The process of buying and selling commercial real estate can bring about many advantages for Miami residents. Purchasing a specific piece of real estate can be vital to a business and result in future success. Likewise, the sale of real estate may allow a business to move in a different direction, while obtaining a beneficial price for selling the property.
While commercial real estate transactions can do a lot of good for Miami businesses, these transactions can also result in headaches and harm when the situation is not handled right. There is no shortage of problems that can arise when buying or selling property with another party.
For instance, if there are title issues with the property at issue, it can result in conflicts not only between the buyer and seller, but third parties who claim some ownership interest in the property as well. Likewise, a purchase agreement that does not accurately reflect the legal description of the property may lead to ambiguities over what was intended to be sold and whether the agreement is enforceable.

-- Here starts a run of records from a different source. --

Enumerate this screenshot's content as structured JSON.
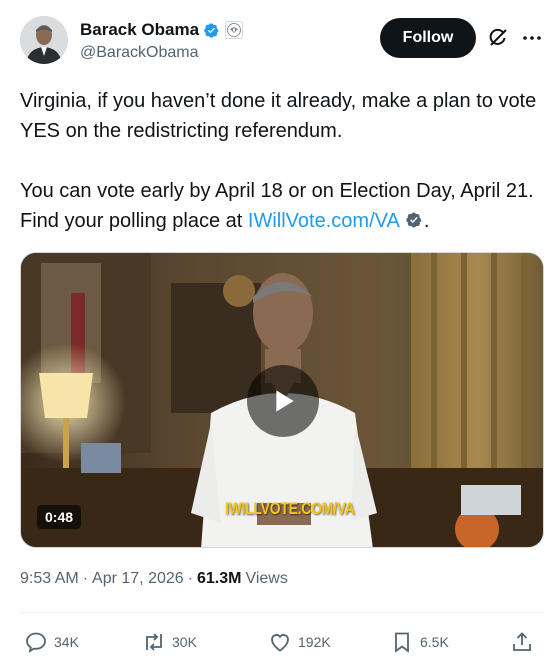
{
  "author": {
    "display_name": "Barack Obama",
    "handle": "@BarackObama",
    "avatar_icon": "profile-photo",
    "verified_icon": "verified-badge-icon",
    "affiliation_icon": "us-seal-icon"
  },
  "header": {
    "follow_label": "Follow",
    "grok_icon": "grok-icon",
    "more_icon": "more-options-icon"
  },
  "tweet": {
    "paragraph1": "Virginia, if you haven’t done it already, make a plan to vote YES on the redistricting referendum.",
    "paragraph2_prefix": "You can vote early by April 18 or on Election Day, April 21. Find your polling place at ",
    "link_text": "IWillVote.com/VA",
    "paragraph2_suffix": "."
  },
  "media": {
    "duration": "0:48",
    "overlay_text": "IWILLVOTE.COM/VA",
    "play_icon": "play-icon"
  },
  "meta": {
    "time": "9:53 AM",
    "separator": "·",
    "date": "Apr 17, 2026",
    "views_count": "61.3M",
    "views_label": "Views"
  },
  "actions": {
    "replies": "34K",
    "reposts": "30K",
    "likes": "192K",
    "bookmarks": "6.5K"
  },
  "colors": {
    "accent": "#1d9bf0",
    "text": "#0f1419",
    "secondary": "#536471",
    "verified_badge": "#1d9bf0",
    "link_badge": "#00ba7c"
  }
}
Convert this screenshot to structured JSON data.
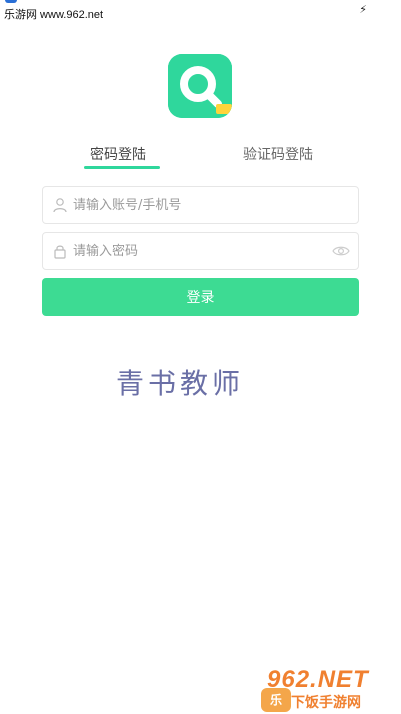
{
  "status_bar": {
    "site": "乐游网 www.962.net",
    "charging_icon": "lightning-bolt-icon"
  },
  "app": {
    "logo_icon": "magnifier-q-logo-icon",
    "logo_color": "#2fd79c"
  },
  "tabs": [
    {
      "label": "密码登陆",
      "active": true
    },
    {
      "label": "验证码登陆",
      "active": false
    }
  ],
  "form": {
    "account_placeholder": "请输入账号/手机号",
    "password_placeholder": "请输入密码",
    "account_icon": "user-icon",
    "password_icon": "lock-icon",
    "toggle_icon": "eye-icon",
    "login_label": "登录",
    "button_color": "#3ddb93"
  },
  "caption": "青书教师",
  "watermark": {
    "top": "962.NET",
    "bottom": "下饭手游网",
    "badge": "乐"
  }
}
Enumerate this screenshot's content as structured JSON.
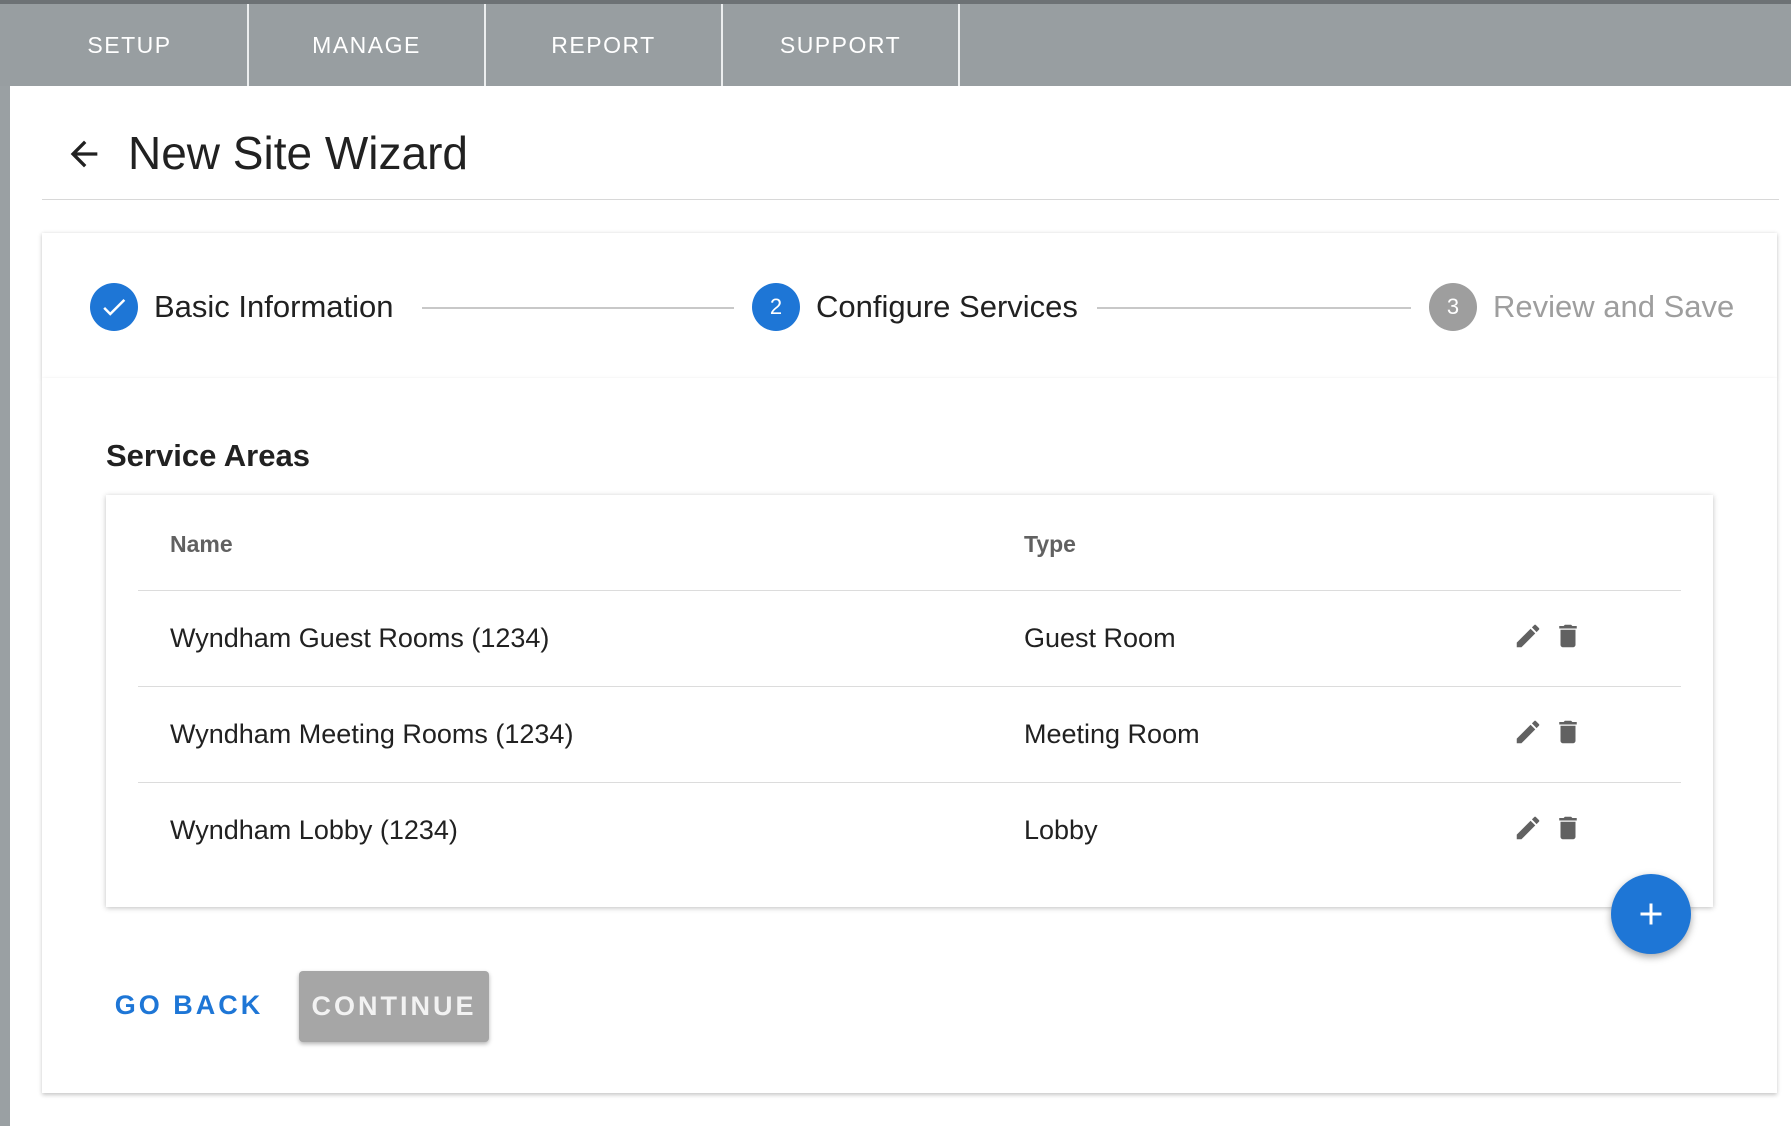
{
  "nav": {
    "tabs": [
      {
        "label": "SETUP"
      },
      {
        "label": "MANAGE"
      },
      {
        "label": "REPORT"
      },
      {
        "label": "SUPPORT"
      }
    ]
  },
  "header": {
    "title": "New Site Wizard",
    "back_icon": "arrow-left-icon"
  },
  "stepper": {
    "steps": [
      {
        "number": "1",
        "label": "Basic Information",
        "state": "complete"
      },
      {
        "number": "2",
        "label": "Configure Services",
        "state": "active"
      },
      {
        "number": "3",
        "label": "Review and Save",
        "state": "inactive"
      }
    ],
    "colors": {
      "active": "#1e76d6",
      "inactive": "#9e9e9e"
    }
  },
  "service_areas": {
    "title": "Service Areas",
    "columns": {
      "name": "Name",
      "type": "Type"
    },
    "rows": [
      {
        "name": "Wyndham Guest Rooms (1234)",
        "type": "Guest Room"
      },
      {
        "name": "Wyndham Meeting Rooms (1234)",
        "type": "Meeting Room"
      },
      {
        "name": "Wyndham Lobby (1234)",
        "type": "Lobby"
      }
    ],
    "row_icons": [
      "pencil-icon",
      "trash-icon"
    ]
  },
  "fab": {
    "icon": "plus-icon"
  },
  "actions": {
    "go_back": "GO BACK",
    "continue": "CONTINUE"
  }
}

In other situations, there may be zoning problems that arise when the current zoning is not consistent with the intended real estate land use. For instance, a party may intend to use a property in one way, but may later discover the zoning does not allow that use. In other cases, a party seeking to purchase an existing business may learn that a license was grandfathered only for the old business and will not transfer.
Even when these outside disputes do not arise, there can be problems between the buyer and seller directly. These disputes may be made worse when the purchase agreement is silent on an important issue, or where the express language of the agreement conflicts with what the party had originally intended.
All of these issues cry out for individuals and businesses to protect themselves at the time the transaction is being negotiated and entered into. By doing the necessary research and properly drafting a purchase agreement, individuals and businesses can minimize the likelihood of future disputes, thereby saving hundreds of thousands of dollars or more that might otherwise result from legal battles.